Updated

Treasury Secretary Jacob Lew on Sunday defended accusations of fear mongering over Congress potentially failing to increase the federal debt limit -- including his assertion that the economic impact would be “catastrophic.” He declined, however, to provide specific examples, saying instead that Congress blowing the Oct. 17 debt-limit deadline would be “reckless.”

“The consequences are immediate and very bad,” Lew said on “Fox News Sunday.” “The direction is bad. There is a range of how bad.”

Lew also said the White House is willing to negotiate on fiscal issues, despite President Obama repeatedly saying he won’t have those talks as part of a debt-ceiling deal.

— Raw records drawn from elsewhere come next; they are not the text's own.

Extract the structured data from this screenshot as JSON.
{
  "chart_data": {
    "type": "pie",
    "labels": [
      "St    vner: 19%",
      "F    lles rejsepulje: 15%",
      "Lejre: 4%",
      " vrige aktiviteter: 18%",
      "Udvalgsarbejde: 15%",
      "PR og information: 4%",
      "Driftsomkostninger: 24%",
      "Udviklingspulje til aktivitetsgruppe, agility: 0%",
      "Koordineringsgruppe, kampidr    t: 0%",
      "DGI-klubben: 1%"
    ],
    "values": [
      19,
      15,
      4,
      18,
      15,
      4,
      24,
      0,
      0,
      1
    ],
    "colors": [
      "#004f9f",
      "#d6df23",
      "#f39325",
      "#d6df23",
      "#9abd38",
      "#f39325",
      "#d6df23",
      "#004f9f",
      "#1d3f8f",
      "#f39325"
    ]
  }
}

“The president has been and continues to be open to negotiations,” he said.

His remarks came five days after Obama said: “Let me repeat, I will not negotiate over Congress' responsibility to pay bills it has racked up.”

House Speaker John Boehner said on ABC’s “This Week” on Sunday: "I don’t want the United States to default on the debt. But I’m not going to raise the debt limit without a serious conversation."

The Obama administration’s repeated warnings about the dire economic impact of the United States faulting on its debt have so far had little effect on world financial markets.

Still, Lew said on Sunday that by Oct. 17 he will lose the capacity to borrow because he will have exhausted all the extraordinary measures he has been using since May to free up room for more borrowing. He also said the government has never before lost its borrowing ability.

Entitlement reform, the Keystone XL pipeline, ObamaCare and changing the tax code are among the potential fiscal issues Republicans could try to connect to the debt-ceiling talks. The strategy will become clearer when both sides reach a spending deal to end the partial government shutdown that started Tuesday.

The federal government’s borrowing limit is now at $16.7 trillion.

The White House and the Republican-led House face a similar stalemate in 2011 before reaching a last-minute deal.